Rob Graham「生き残るための広告技術 進化したインターネット広告「行動ターゲティング」のすべて」

本屋だと、銀色の帯がギラギラと光っている行動ターゲティング広告本。
生き残るための広告技術 進化したインターネット広告「行動ターゲティング」のすべて
DACの方が翻訳しております。
事例でYahoo! JAPANmixi、ワコール、スバル、NIKKEI NET、Edyを出しているビットワレットなどが
出ております。


行動ターゲティング広告自体は効くことは十分にわかっていましたが
今回はその背景となっている部分について大変勉強になりました。
ただ、それだけだと普通の宣伝本ですが、
この本がいいなと思うのは、マーケティングの理想の部分が多く書かれている部分かなと思います。
いくつか引用してみたいと思います。

あなたと私は異なる人間である。しかし長い間、私たちは同じ広告を受け取り、同じ広告の露出を異なる機会で受けてきた。

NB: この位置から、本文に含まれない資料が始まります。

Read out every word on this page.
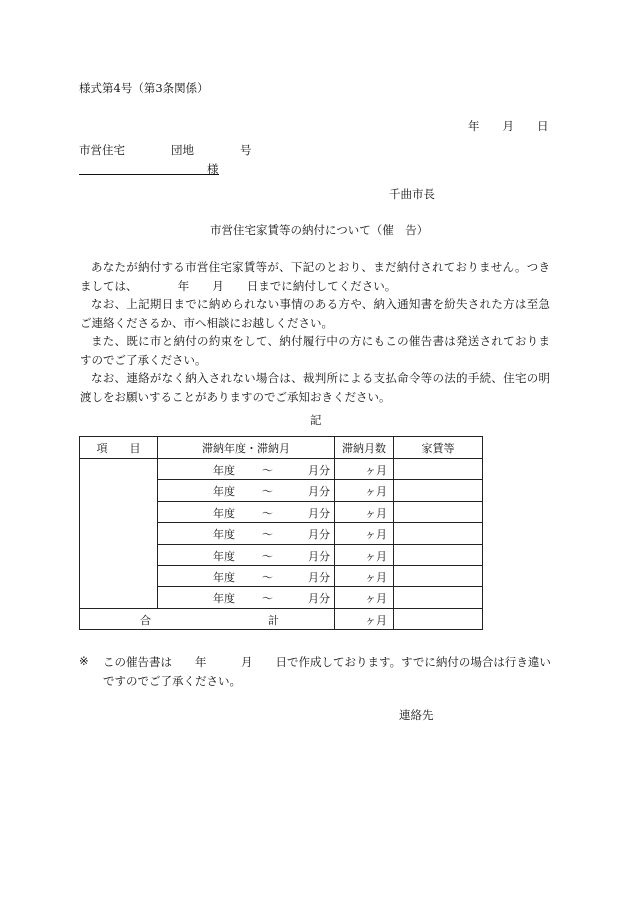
様式第4号（第3条関係）
年　　月　　日
市営住宅　　　　団地　　　　号
様
千曲市長
市営住宅家賃等の納付について（催　告）
あなたが納付する市営住宅家賃等が、下記のとおり、まだ納付されておりません。つきましては、　　　　年　　月　　日までに納付してください。
なお、上記期日までに納められない事情のある方や、納入通知書を紛失された方は至急ご連絡くださるか、市へ相談にお越しください。
また、既に市と納付の約束をして、納付履行中の方にもこの催告書は発送されておりますのでご了承ください。
なお、連絡がなく納入されない場合は、裁判所による支払命令等の法的手続、住宅の明渡しをお願いすることがありますのでご承知おきください。
記
項　　目	滞納年度・滞納月	滞納月数	家賃等

	年度 〜 月分	ヶ月	

	年度 〜 月分	ヶ月	

	年度 〜 月分	ヶ月	

	年度 〜 月分	ヶ月	

	年度 〜 月分	ヶ月	

	年度 〜 月分	ヶ月	

	年度 〜 月分	ヶ月	

合 計		ヶ月	

※ この催告書は　　年　　　月　　日で作成しております。すでに納付の場合は行き違いですのでご了承ください。
連絡先
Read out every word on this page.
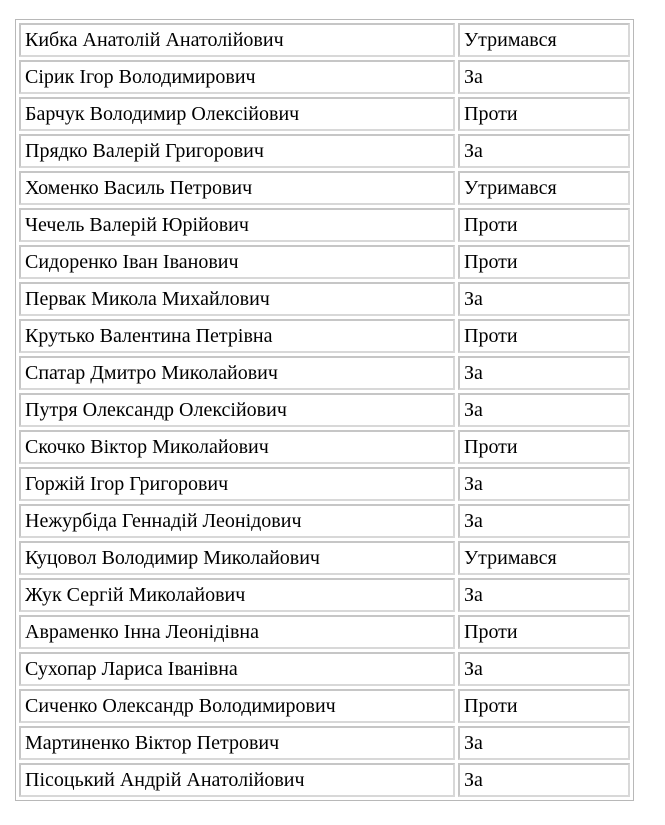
Кибка Анатолій Анатолійович	Утримався
Сірик Ігор Володимирович	За
Барчук Володимир Олексійович	Проти
Прядко Валерій Григорович	За
Хоменко Василь Петрович	Утримався
Чечель Валерій Юрійович	Проти
Сидоренко Іван Іванович	Проти
Первак Микола Михайлович	За
Крутько Валентина Петрівна	Проти
Спатар Дмитро Миколайович	За
Путря Олександр Олексійович	За
Скочко Віктор Миколайович	Проти
Горжій Ігор Григорович	За
Нежурбіда Геннадій Леонідович	За
Куцовол Володимир Миколайович	Утримався
Жук Сергій Миколайович	За
Авраменко Інна Леонідівна	Проти
Сухопар Лариса Іванівна	За
Сиченко Олександр Володимирович	Проти
Мартиненко Віктор Петрович	За
Пісоцький Андрій Анатолійович	За
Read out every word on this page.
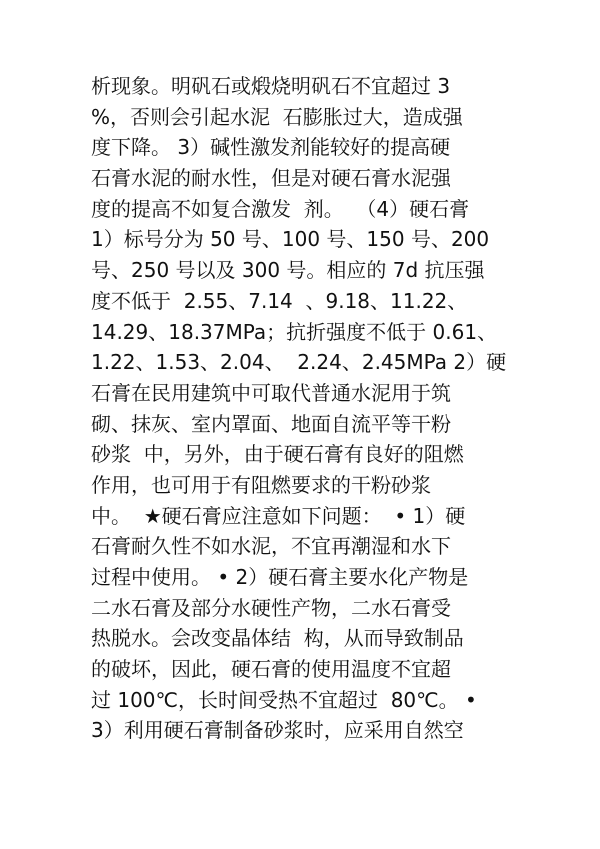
析现象。明矾石或煅烧明矾石不宜超过 3
%，否则会引起水泥  石膨胀过大，造成强
度下降。 3）碱性激发剂能较好的提高硬
石膏水泥的耐水性，但是对硬石膏水泥强
度的提高不如复合激发  剂。  （4）硬石膏
1）标号分为 50 号、100 号、150 号、200
号、250 号以及 300 号。相应的 7d 抗压强
度不低于  2.55、7.14  、9.18、11.22、
14.29、18.37MPa；抗折强度不低于 0.61、
1.22、1.53、2.04、  2.24、2.45MPa 2）硬
石膏在民用建筑中可取代普通水泥用于筑
砌、抹灰、室内罩面、地面自流平等干粉
砂浆  中，另外，由于硬石膏有良好的阻燃
作用，也可用于有阻燃要求的干粉砂浆
中。  ★硬石膏应注意如下问题：  • 1）硬
石膏耐久性不如水泥，不宜再潮湿和水下
过程中使用。 • 2）硬石膏主要水化产物是
二水石膏及部分水硬性产物，二水石膏受
热脱水。会改变晶体结  构，从而导致制品
的破坏，因此，硬石膏的使用温度不宜超
过 100℃，长时间受热不宜超过  80℃。 •
3）利用硬石膏制备砂浆时，应采用自然空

これは意味があるだろうか。
新しい世界において効果的であるためには、広告主は「私たち」をターゲティングすることはやめて、「私」をターゲティングすることを始めなくてはならない。(p30)

こういった「水溜りターゲティング」の手法は、ニーズが普遍的な場合のみに有効である。しかい実社会においては、私たちはめったに同じ経路をたどることはない。確かに、スーパーマーケットには同時に多くの消費者が来ているが、全員がマヨネーズを買うために同じタイミングで来たということはあり得ないのである。(p47)

といったところが個人的には気に入っています。
どちらかといえば刈り取り型の広告ということはわかっているんだけれども、
こういった広告費が削られている中で効果を上げるという観点で見れば有効かなと。
というよりも、今までのCMとかそういった広告が大雑把過ぎた部分があるんだと思いますが。
当然、その大雑把さが今まで興味を無かった人たちを巻き込む大きな力になっていたと思います。


最後に佐々木俊尚さんも書いているのだけれども、
昔とは決定的に消費のスタイルが変わっているというのはあるわけで、
それでも大きなストーリーを描きやすいCMが効くのかはうーむと思うところ。
映像で多くの人に見せることが…みたいなメリットしか思いつかないんだよね。
(いや、それが他のメディアにない一番大きなメリットだろうがよと言われれば終わりなんですが。)
と、この本を読み終わったところでこの本絡みのニュースがちらほらと。


・広告に対する意識調査--約70%のユーザーは行動データの収集を迷惑に感じている
http://japan.cnet.com/research/column/webreport/story/0,3800075674,20401950,00.htm

何か目的をもって行動している時に広告が表示されたらどう思うかを尋ねた。その結果、71.4%のユーザーが迷惑だと思う(「迷惑だと思う」と「少し迷惑だと思う」の合計)と回答した。

70.8%のユーザーは「メリットのある広告の為とはいえ、個人の行動を記憶される事には抵抗がある」と回答した。

ということで、いくら行動ターゲティングといえども、
その中心となる情報の収集の部分でまだまだプライバシーの問題をクリアできない。
それ以外にも、いくらマッチしている広告でもタイミングがかなり大事だと。
目的を持ってネット見ているかどうかなんてさすがにわからないだろう…。
この辺りにも超えないといけない壁があるみたいですね。


ミクシィ 、4〜9月期業績を上方修正 モバイル広告好調
http://www.itmedia.co.jp/news/articles/0910/21/news076.html
とはいえ、この本の事例で出てきたミクシィは広告が好調とのこと。
mixiアプリで滞留時間がかなり増えているとのニュースも出たばかりなので、
更なる上方修正が出そうな気もしますがどうなんでしょうか。


ということで、効果はわかっていてもうまく機能するまでに壁があるわけですが
ミクシィみたいに使っているうちにデータ取られていたりだとそこまで気にならないので、
広告も機能しやすいということなんですかね。
今後の広告トレンドのひとつなので、チェックしておいて損の無い本だと思います。